Иногда она ставила ему давние пластинки с записями своих опереточных арий: "Послушай, не правда ли, чистое серебро?" Пластинка крутилась, поскрипывала, далекий голос молодой Ады пел-заливался, а рядом сидела старая Ада и глухо, почти без голоса сама себе подпевала. Вадим слушал, как пели две Ады, и, странно сказать, ему это нравилось. К Аде он был снисходителен, не то что к другим, к матери. Понемногу он осмелел, развязался, стал говорить с Адой о том, что все врут.

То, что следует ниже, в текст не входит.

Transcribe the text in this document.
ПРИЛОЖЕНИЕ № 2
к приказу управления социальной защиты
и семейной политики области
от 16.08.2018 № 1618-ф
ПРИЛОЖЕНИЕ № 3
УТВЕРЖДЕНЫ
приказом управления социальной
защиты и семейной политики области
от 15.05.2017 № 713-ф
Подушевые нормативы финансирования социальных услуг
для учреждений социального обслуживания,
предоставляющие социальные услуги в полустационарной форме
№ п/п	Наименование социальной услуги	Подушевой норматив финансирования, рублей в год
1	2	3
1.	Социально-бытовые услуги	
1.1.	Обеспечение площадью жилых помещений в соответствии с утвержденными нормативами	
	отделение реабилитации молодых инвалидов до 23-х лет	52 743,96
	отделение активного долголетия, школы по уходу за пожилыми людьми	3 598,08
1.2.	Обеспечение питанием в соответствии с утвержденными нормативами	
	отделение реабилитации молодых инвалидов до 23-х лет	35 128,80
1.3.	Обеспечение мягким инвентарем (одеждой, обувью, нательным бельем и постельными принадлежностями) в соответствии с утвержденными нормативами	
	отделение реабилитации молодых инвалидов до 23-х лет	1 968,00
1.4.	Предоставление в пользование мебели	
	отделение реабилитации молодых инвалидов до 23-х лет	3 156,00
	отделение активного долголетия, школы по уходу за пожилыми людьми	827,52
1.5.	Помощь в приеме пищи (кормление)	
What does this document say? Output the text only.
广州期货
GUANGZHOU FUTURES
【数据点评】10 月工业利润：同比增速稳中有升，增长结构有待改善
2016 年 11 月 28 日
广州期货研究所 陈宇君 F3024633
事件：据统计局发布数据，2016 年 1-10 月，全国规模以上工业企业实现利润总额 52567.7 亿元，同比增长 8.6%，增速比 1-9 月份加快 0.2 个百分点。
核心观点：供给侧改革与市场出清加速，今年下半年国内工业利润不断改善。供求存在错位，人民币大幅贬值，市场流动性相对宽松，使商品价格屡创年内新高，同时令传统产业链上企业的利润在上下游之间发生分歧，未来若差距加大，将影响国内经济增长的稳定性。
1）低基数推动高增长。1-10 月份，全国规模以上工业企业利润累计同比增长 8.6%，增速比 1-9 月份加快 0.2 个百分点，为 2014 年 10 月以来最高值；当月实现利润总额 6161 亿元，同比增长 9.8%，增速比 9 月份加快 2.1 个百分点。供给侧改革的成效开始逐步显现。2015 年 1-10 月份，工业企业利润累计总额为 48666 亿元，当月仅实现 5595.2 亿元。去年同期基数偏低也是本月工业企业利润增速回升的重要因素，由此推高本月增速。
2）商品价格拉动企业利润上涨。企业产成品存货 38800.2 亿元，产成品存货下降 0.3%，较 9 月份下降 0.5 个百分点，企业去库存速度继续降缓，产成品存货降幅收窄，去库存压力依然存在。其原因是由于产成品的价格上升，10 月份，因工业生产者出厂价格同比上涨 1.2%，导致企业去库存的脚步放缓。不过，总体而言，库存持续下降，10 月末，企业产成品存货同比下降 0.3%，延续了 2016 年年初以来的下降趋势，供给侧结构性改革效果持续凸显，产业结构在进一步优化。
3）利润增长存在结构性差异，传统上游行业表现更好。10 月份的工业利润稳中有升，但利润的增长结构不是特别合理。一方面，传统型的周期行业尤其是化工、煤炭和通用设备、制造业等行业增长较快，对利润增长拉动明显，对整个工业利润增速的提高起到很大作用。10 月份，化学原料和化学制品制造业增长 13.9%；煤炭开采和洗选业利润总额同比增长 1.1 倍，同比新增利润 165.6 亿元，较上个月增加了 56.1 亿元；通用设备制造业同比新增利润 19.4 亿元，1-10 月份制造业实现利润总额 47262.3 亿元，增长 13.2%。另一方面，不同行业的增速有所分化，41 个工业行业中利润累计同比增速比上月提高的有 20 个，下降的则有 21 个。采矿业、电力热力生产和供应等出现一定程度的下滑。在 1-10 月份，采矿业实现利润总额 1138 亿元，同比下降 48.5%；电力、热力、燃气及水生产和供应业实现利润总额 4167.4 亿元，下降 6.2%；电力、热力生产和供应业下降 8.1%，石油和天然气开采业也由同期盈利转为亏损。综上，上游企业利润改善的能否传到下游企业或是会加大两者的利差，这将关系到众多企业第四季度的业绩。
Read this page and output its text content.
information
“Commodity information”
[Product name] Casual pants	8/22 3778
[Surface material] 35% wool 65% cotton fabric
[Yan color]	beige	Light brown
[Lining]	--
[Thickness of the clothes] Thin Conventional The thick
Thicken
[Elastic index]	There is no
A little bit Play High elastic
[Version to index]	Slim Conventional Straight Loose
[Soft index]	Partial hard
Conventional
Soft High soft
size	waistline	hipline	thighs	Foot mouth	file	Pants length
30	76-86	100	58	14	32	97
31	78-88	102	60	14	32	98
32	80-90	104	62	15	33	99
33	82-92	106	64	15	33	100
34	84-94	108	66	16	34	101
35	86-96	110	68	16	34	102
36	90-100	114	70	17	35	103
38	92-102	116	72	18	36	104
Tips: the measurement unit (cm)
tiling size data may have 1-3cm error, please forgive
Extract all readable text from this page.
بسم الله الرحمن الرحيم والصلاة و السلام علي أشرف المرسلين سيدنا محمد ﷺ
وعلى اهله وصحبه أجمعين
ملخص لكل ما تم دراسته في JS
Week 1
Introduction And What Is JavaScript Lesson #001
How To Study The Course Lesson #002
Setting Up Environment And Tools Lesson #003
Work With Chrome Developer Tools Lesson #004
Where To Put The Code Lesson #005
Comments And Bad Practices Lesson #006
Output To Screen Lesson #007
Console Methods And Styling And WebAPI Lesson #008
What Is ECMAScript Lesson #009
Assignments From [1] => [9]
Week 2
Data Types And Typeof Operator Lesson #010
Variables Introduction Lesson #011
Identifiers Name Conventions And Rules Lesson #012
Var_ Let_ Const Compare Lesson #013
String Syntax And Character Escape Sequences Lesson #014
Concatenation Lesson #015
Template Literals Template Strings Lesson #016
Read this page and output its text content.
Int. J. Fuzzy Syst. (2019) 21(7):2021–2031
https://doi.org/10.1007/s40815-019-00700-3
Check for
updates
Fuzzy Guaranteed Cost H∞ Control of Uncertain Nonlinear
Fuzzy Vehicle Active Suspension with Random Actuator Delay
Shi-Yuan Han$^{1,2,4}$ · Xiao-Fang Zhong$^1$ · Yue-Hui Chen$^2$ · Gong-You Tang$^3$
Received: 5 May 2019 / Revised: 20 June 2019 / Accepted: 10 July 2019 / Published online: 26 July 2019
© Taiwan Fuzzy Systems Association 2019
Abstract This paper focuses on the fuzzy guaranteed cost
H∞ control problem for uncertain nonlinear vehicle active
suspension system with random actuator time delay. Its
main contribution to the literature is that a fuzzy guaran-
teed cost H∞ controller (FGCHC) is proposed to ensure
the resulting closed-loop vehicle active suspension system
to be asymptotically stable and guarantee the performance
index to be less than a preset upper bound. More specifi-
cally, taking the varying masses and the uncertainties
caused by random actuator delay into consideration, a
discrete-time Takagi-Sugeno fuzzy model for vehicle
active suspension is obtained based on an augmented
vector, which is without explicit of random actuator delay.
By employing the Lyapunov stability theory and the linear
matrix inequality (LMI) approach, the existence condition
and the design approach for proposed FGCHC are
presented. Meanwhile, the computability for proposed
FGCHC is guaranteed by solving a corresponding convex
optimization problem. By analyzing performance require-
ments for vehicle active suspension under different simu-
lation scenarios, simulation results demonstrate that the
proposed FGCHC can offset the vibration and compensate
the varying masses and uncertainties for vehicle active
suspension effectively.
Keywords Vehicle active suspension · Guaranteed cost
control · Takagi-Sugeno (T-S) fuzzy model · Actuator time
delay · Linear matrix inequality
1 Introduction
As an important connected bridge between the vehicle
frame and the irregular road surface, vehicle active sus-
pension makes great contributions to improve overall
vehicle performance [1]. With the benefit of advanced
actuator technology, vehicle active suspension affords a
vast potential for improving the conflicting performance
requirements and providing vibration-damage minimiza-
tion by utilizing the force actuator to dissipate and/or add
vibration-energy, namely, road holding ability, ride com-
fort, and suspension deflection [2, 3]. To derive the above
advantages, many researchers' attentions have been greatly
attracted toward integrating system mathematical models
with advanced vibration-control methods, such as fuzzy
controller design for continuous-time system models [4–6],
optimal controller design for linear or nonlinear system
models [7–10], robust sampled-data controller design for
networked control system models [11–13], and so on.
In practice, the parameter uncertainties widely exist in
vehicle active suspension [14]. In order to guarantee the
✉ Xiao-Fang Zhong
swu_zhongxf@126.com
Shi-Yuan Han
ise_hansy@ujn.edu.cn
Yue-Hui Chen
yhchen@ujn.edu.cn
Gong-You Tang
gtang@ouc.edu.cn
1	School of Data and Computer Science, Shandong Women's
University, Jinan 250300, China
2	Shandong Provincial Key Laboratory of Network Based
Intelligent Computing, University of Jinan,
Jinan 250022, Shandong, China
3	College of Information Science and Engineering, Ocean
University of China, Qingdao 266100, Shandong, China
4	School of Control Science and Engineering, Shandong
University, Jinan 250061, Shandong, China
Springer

— Да, да, — кивала Ада, — ты прав, в жизни много лжи и обмана. Счастье — обман, любовь — обман.
— Я не про то. Я про то, зачем все врут?
— И я вру? — кокетливо спрашивала Ада Ефимовна, утапливая глазки между щек.
— Конечно врете. Зачем вы волосы красите? Они же у вас седые.
— Ну, знаешь, Вадим, — обижалась Ада Ефимовна, — ты называешь враньем стремление к красоте.
— Ну ладно, у вас стремление, — великодушно соглашался Вадим. — А у нее? Она-то зачем врет?
"Она" означало мать.
Ада Ефимовна в ту пору Анфису недолюбливала, но все же считала нужным вступиться:
— Нельзя так говорить о матери! Она тебе всю жизнь отдала!
— А мне не надо. Зачем она меня родила? Я не просил. Купила мне новые брюки, а самой есть нечего. Я их нарочно папиросой прожег.
— Так ты еще и куришь?!
— У нас все курят. Прячутся в туалете и курят втихаря.
— Значит, и ты врешь? — смеялась Ада Ефимовна.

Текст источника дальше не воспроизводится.